Despite this recent progress, questions remain about how quickly Cuba's national telecoms provider can bring the cable sufficiently online to noticeably boost the functionality of mobile phone devices and the average user's Internet speeds. Also unknown is whether the new cable will lead to significantly improved communications links between the United States and Cuba.
Virginia on Cutting Edge of Cuba Agriculture Exports
Farm products are the one major category of exports that are largely exempt from the U.S. embargo. In fact, total agriculture exports, which began in 2001, have exceeded $300 million every year since 2002 and even hit $710 million in 2008. Yet, in recent years U.S. exporters of some crops—particularly corn and rice—have reported a drop in Cuban purchase orders that they attribute to increased competition from growers in countries like Brazil and Vietnam. These losses have contributed to a modest downturn in total exports. But some states are bucking the trend.
Recent work by Virginia state's department of agriculture is helping the Virginia farmers secure a new export market for their products in Cuba. In the last five years, total Virginia exports to Cuba have more than doubled to an estimated $65 million in 2011 and in 2012 Virginia became Cuba's top supplier of apples.
Virginia's ability to increase its Cuba exports is in large part testament to the proactive steps its state government has taken to boost trade volumes. In November 2012, state Secretary of Agriculture Todd Haymore undertook his sixth consecutive trip to Havana to participate in Cuba's annual international trade fare—part of a long-term effort to forge trade ties with a potentially much larger future importer.

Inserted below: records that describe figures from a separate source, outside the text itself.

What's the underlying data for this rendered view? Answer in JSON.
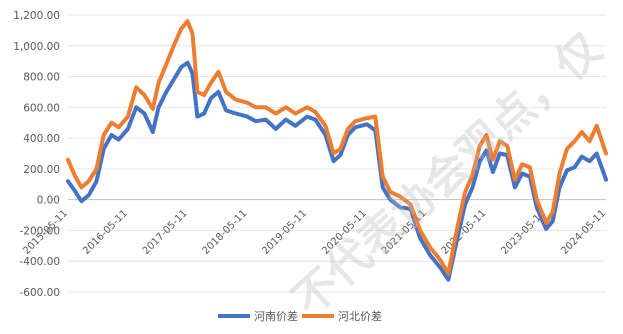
{
  "chart_data": {
    "type": "line",
    "title": "",
    "xlabel": "",
    "ylabel": "",
    "ylim": [
      -600,
      1200
    ],
    "y_ticks": [
      -600,
      -400,
      -200,
      0,
      200,
      400,
      600,
      800,
      1000,
      1200
    ],
    "y_tick_labels": [
      "-600.00",
      "-400.00",
      "-200.00",
      "0.00",
      "200.00",
      "400.00",
      "600.00",
      "800.00",
      "1,000.00",
      "1,200.00"
    ],
    "x_range": [
      "2015-05-11",
      "2024-05-11"
    ],
    "x_tick_labels": [
      "2015-05-11",
      "2016-05-11",
      "2017-05-11",
      "2018-05-11",
      "2019-05-11",
      "2020-05-11",
      "2021-05-11",
      "2022-05-11",
      "2023-05-11",
      "2024-05-11"
    ],
    "grid": true,
    "legend_position": "bottom",
    "series": [
      {
        "name": "河南价差",
        "color": "#4472C4",
        "points": [
          [
            "2015-05-11",
            120
          ],
          [
            "2015-06-20",
            60
          ],
          [
            "2015-08-01",
            -10
          ],
          [
            "2015-09-15",
            30
          ],
          [
            "2015-11-01",
            120
          ],
          [
            "2015-12-15",
            330
          ],
          [
            "2016-02-01",
            420
          ],
          [
            "2016-03-15",
            390
          ],
          [
            "2016-05-11",
            460
          ],
          [
            "2016-07-01",
            600
          ],
          [
            "2016-08-20",
            560
          ],
          [
            "2016-10-10",
            440
          ],
          [
            "2016-11-15",
            600
          ],
          [
            "2017-01-01",
            700
          ],
          [
            "2017-02-15",
            780
          ],
          [
            "2017-04-01",
            860
          ],
          [
            "2017-05-11",
            890
          ],
          [
            "2017-06-10",
            820
          ],
          [
            "2017-07-10",
            540
          ],
          [
            "2017-08-20",
            560
          ],
          [
            "2017-10-01",
            660
          ],
          [
            "2017-11-15",
            700
          ],
          [
            "2018-01-01",
            580
          ],
          [
            "2018-03-01",
            560
          ],
          [
            "2018-05-11",
            540
          ],
          [
            "2018-07-01",
            510
          ],
          [
            "2018-09-01",
            520
          ],
          [
            "2018-11-01",
            460
          ],
          [
            "2019-01-01",
            520
          ],
          [
            "2019-03-01",
            480
          ],
          [
            "2019-05-11",
            540
          ],
          [
            "2019-07-01",
            520
          ],
          [
            "2019-09-01",
            420
          ],
          [
            "2019-10-20",
            250
          ],
          [
            "2019-12-01",
            290
          ],
          [
            "2020-01-15",
            420
          ],
          [
            "2020-03-01",
            470
          ],
          [
            "2020-05-11",
            490
          ],
          [
            "2020-07-01",
            450
          ],
          [
            "2020-08-15",
            80
          ],
          [
            "2020-10-01",
            0
          ],
          [
            "2020-12-01",
            -50
          ],
          [
            "2021-02-01",
            -60
          ],
          [
            "2021-04-01",
            -250
          ],
          [
            "2021-06-01",
            -360
          ],
          [
            "2021-08-01",
            -440
          ],
          [
            "2021-09-20",
            -520
          ],
          [
            "2021-11-15",
            -250
          ],
          [
            "2022-01-01",
            -30
          ],
          [
            "2022-02-15",
            80
          ],
          [
            "2022-04-01",
            250
          ],
          [
            "2022-05-11",
            320
          ],
          [
            "2022-06-20",
            180
          ],
          [
            "2022-08-01",
            300
          ],
          [
            "2022-09-15",
            290
          ],
          [
            "2022-11-01",
            80
          ],
          [
            "2022-12-15",
            170
          ],
          [
            "2023-02-01",
            150
          ],
          [
            "2023-03-15",
            -50
          ],
          [
            "2023-05-11",
            -190
          ],
          [
            "2023-06-20",
            -140
          ],
          [
            "2023-08-01",
            80
          ],
          [
            "2023-09-15",
            190
          ],
          [
            "2023-11-01",
            210
          ],
          [
            "2023-12-15",
            280
          ],
          [
            "2024-02-01",
            250
          ],
          [
            "2024-03-15",
            300
          ],
          [
            "2024-05-11",
            130
          ]
        ]
      },
      {
        "name": "河北价差",
        "color": "#ED7D31",
        "points": [
          [
            "2015-05-11",
            260
          ],
          [
            "2015-06-20",
            160
          ],
          [
            "2015-08-01",
            80
          ],
          [
            "2015-09-15",
            120
          ],
          [
            "2015-11-01",
            200
          ],
          [
            "2015-12-15",
            420
          ],
          [
            "2016-02-01",
            500
          ],
          [
            "2016-03-15",
            470
          ],
          [
            "2016-05-11",
            540
          ],
          [
            "2016-07-01",
            730
          ],
          [
            "2016-08-20",
            680
          ],
          [
            "2016-10-10",
            590
          ],
          [
            "2016-11-15",
            760
          ],
          [
            "2017-01-01",
            880
          ],
          [
            "2017-02-15",
            1000
          ],
          [
            "2017-04-01",
            1110
          ],
          [
            "2017-05-11",
            1160
          ],
          [
            "2017-06-10",
            1080
          ],
          [
            "2017-07-10",
            700
          ],
          [
            "2017-08-20",
            680
          ],
          [
            "2017-10-01",
            760
          ],
          [
            "2017-11-15",
            830
          ],
          [
            "2018-01-01",
            700
          ],
          [
            "2018-03-01",
            650
          ],
          [
            "2018-05-11",
            630
          ],
          [
            "2018-07-01",
            600
          ],
          [
            "2018-09-01",
            600
          ],
          [
            "2018-11-01",
            560
          ],
          [
            "2019-01-01",
            600
          ],
          [
            "2019-03-01",
            560
          ],
          [
            "2019-05-11",
            600
          ],
          [
            "2019-07-01",
            570
          ],
          [
            "2019-09-01",
            480
          ],
          [
            "2019-10-20",
            300
          ],
          [
            "2019-12-01",
            330
          ],
          [
            "2020-01-15",
            460
          ],
          [
            "2020-03-01",
            510
          ],
          [
            "2020-05-11",
            530
          ],
          [
            "2020-07-01",
            540
          ],
          [
            "2020-08-15",
            150
          ],
          [
            "2020-10-01",
            50
          ],
          [
            "2020-12-01",
            20
          ],
          [
            "2021-02-01",
            -30
          ],
          [
            "2021-04-01",
            -200
          ],
          [
            "2021-06-01",
            -310
          ],
          [
            "2021-08-01",
            -390
          ],
          [
            "2021-09-20",
            -480
          ],
          [
            "2021-11-15",
            -180
          ],
          [
            "2022-01-01",
            50
          ],
          [
            "2022-02-15",
            160
          ],
          [
            "2022-04-01",
            350
          ],
          [
            "2022-05-11",
            420
          ],
          [
            "2022-06-20",
            260
          ],
          [
            "2022-08-01",
            380
          ],
          [
            "2022-09-15",
            350
          ],
          [
            "2022-11-01",
            130
          ],
          [
            "2022-12-15",
            230
          ],
          [
            "2023-02-01",
            210
          ],
          [
            "2023-03-15",
            0
          ],
          [
            "2023-05-11",
            -150
          ],
          [
            "2023-06-20",
            -80
          ],
          [
            "2023-08-01",
            170
          ],
          [
            "2023-09-15",
            330
          ],
          [
            "2023-11-01",
            380
          ],
          [
            "2023-12-15",
            440
          ],
          [
            "2024-02-01",
            380
          ],
          [
            "2024-03-15",
            480
          ],
          [
            "2024-05-11",
            300
          ]
        ]
      }
    ],
    "watermark": "不代表协会观点，仅"
  }
}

Analysis: White House Cabinet Changes
President Obama's selections of John Kerry as Secretary of State and Chuck Hagel as Secretary of Defense may impact Cuba policy decisions. Kerry and Hagel have both historically questioned the effectiveness of the embargo as a policy tool. Still, while the historic views of both on U.S.–Cuba relations have favored engagement over isolation, ultimate authority rests with a White House that proceeded cautiously on Cuba during President Obama's first term.